Besides that the RADIUS server cert and the client certs can originate from a different Root CA, your client certs can as well originate from different root CAs.

 

So there was no need of signing your Windows CA by the ClearPass CA; just adding the Windows CA in the ClearPass Trust list would be enough.

 

You then have 2 situations:

- Onboarded clients: The client has the RootCA for the RADIUS Server certificate (which is the ClearPass Onboarding CA as you configured it) pushed to validate the server certificate; the ClearPass server has the Onboard root CA (and the siging CA) in the Trust list to validate the client certificates.

- Windows PKI enrolled clients: You will need to push the ClearPass Onboarding CA (as the root for your RADIUS certificate) to your clients and make sure that the server certificate is checked by the client; the WIndows PKI root (and signing/intermediates if used) need to be imported into the ClearPass Trust List for ClearPass to validate the client certificates that were issued by your Windows PKI. 

 

So there is no need that all client certificates are issued by the same PKI.

And there is no need that the RADIUS server certificate is issued by the same PKI.

 

Having said that, what you built, Windows PKI as intermediate under the ClearPass built-in PKI Root, should work in my opionion. You still need to import and enable the Windows PKI in the ClearPass Trust List.

 

Personally I would split CAs as much as possible to make it easier and to reduce unintended trust relations that may be introduced by linking multiple CAs.

 

If you want to read more on this topic, I would advise you to read the ClearPass Certificates 101 Technote as available on the Aruba Support Website under documentation; Software Documentation; ClearPass; Technotes. (https://support.arubanetworks.com/Documentation/tabid/77/DMXModule/512/EntryId/7961/Default.aspx).

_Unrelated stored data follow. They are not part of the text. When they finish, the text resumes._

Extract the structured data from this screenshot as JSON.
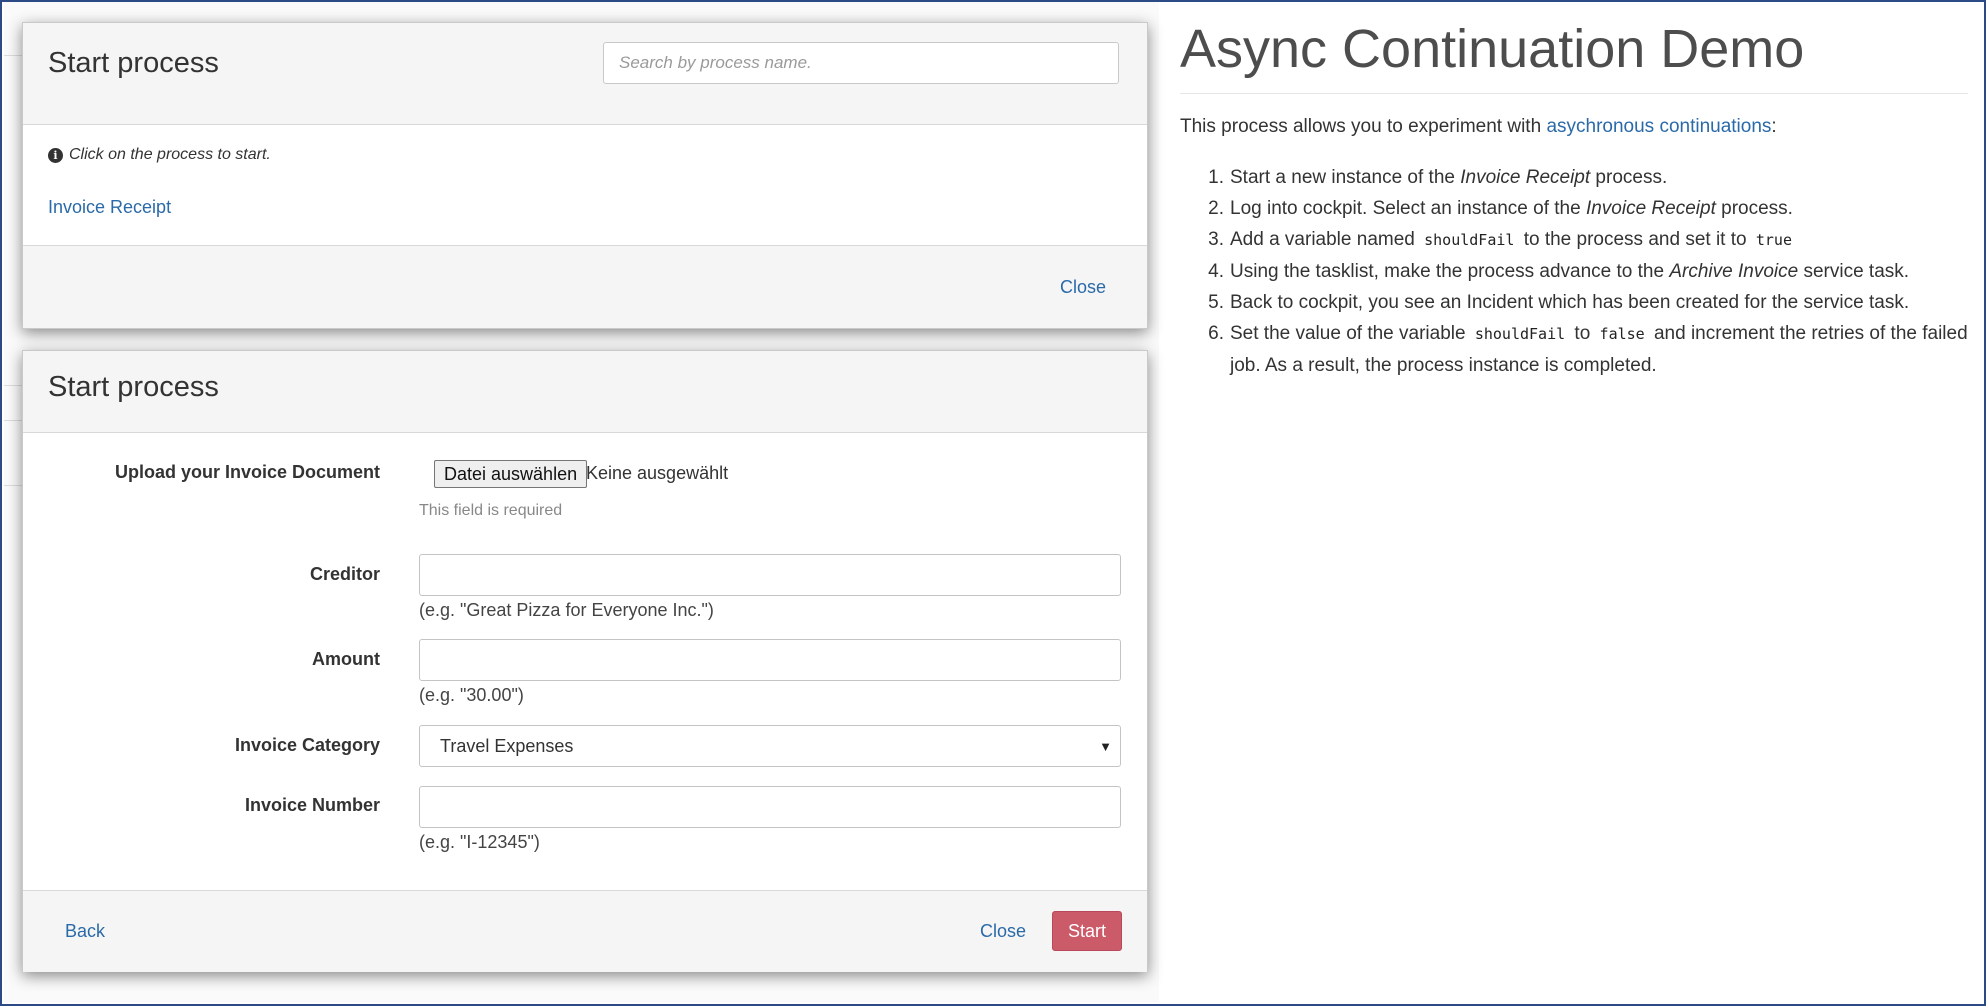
{
  "modal1": {
    "title": "Start process",
    "search_placeholder": "Search by process name.",
    "hint": "Click on the process to start.",
    "processes": [
      "Invoice Receipt"
    ],
    "close_label": "Close"
  },
  "modal2": {
    "title": "Start process",
    "upload": {
      "label": "Upload your Invoice Document",
      "button": "Datei auswählen",
      "status": "Keine ausgewählt",
      "required": "This field is required"
    },
    "creditor": {
      "label": "Creditor",
      "value": "",
      "help": "(e.g. \"Great Pizza for Everyone Inc.\")"
    },
    "amount": {
      "label": "Amount",
      "value": "",
      "help": "(e.g. \"30.00\")"
    },
    "category": {
      "label": "Invoice Category",
      "selected": "Travel Expenses"
    },
    "invoice_number": {
      "label": "Invoice Number",
      "value": "",
      "help": "(e.g. \"I-12345\")"
    },
    "back_label": "Back",
    "close_label": "Close",
    "start_label": "Start"
  },
  "doc": {
    "title": "Async Continuation Demo",
    "intro_prefix": "This process allows you to experiment with ",
    "intro_link": "asychronous continuations",
    "intro_suffix": ":",
    "steps": [
      {
        "num": "1.",
        "t1": "Start a new instance of the ",
        "em": "Invoice Receipt",
        "t2": " process."
      },
      {
        "num": "2.",
        "t1": "Log into cockpit. Select an instance of the ",
        "em": "Invoice Receipt",
        "t2": " process."
      },
      {
        "num": "3.",
        "t1": "Add a variable named ",
        "code1": "shouldFail",
        "t2": " to the process and set it to ",
        "code2": "true"
      },
      {
        "num": "4.",
        "t1": "Using the tasklist, make the process advance to the ",
        "em": "Archive Invoice",
        "t2": " service task."
      },
      {
        "num": "5.",
        "t1": "Back to cockpit, you see an Incident which has been created for the service task."
      },
      {
        "num": "6.",
        "t1": "Set the value of the variable ",
        "code1": "shouldFail",
        "t2": " to ",
        "code2": "false",
        "t3": " and increment the retries of the failed job. As a result, the process instance is completed."
      }
    ]
  },
  "colors": {
    "link": "#2a6aa8",
    "start_button": "#cc5b6a",
    "frame": "#2b4a86"
  }
}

Thanks! Super informative and cleared up a couple of misconceptions on my part.

 

So the client needs the Radius Server cert itself + the chain to the Radius server cert's root installed locally and trusted - is this in the user's keychain or the system keychain (on OSX)? In the past here JAMF/SCEP has done this so it's been pretty opaque and I'm now trying to get my head around the mechanics of it and make sure that we're pushing the correct thing before moving on.

 

 

 

 

Just the root CA for the ClearPass RADIUS certificate in the client should be enough. You can double-check, but it should be that the intermediate certificates are with the RADIUS server certifcate in ClearPass and it will send the intermediate(s) out with its server certificate. This makes is possible for the client to just have the root CA as the intermediate(s) are sent by the server.

 

I'm not sure about the different certificate stores, it might make sense to put the root in both stores. It might depend on the type of authentication (user or computer), but it might also be that for a user authentication both user and system store are checked. For machine authentication, it should be in the system store as you don't have a user store. But again, I don't have the experience on OSX. Pushing the cert to both stores should not hurt and might be a safe bet.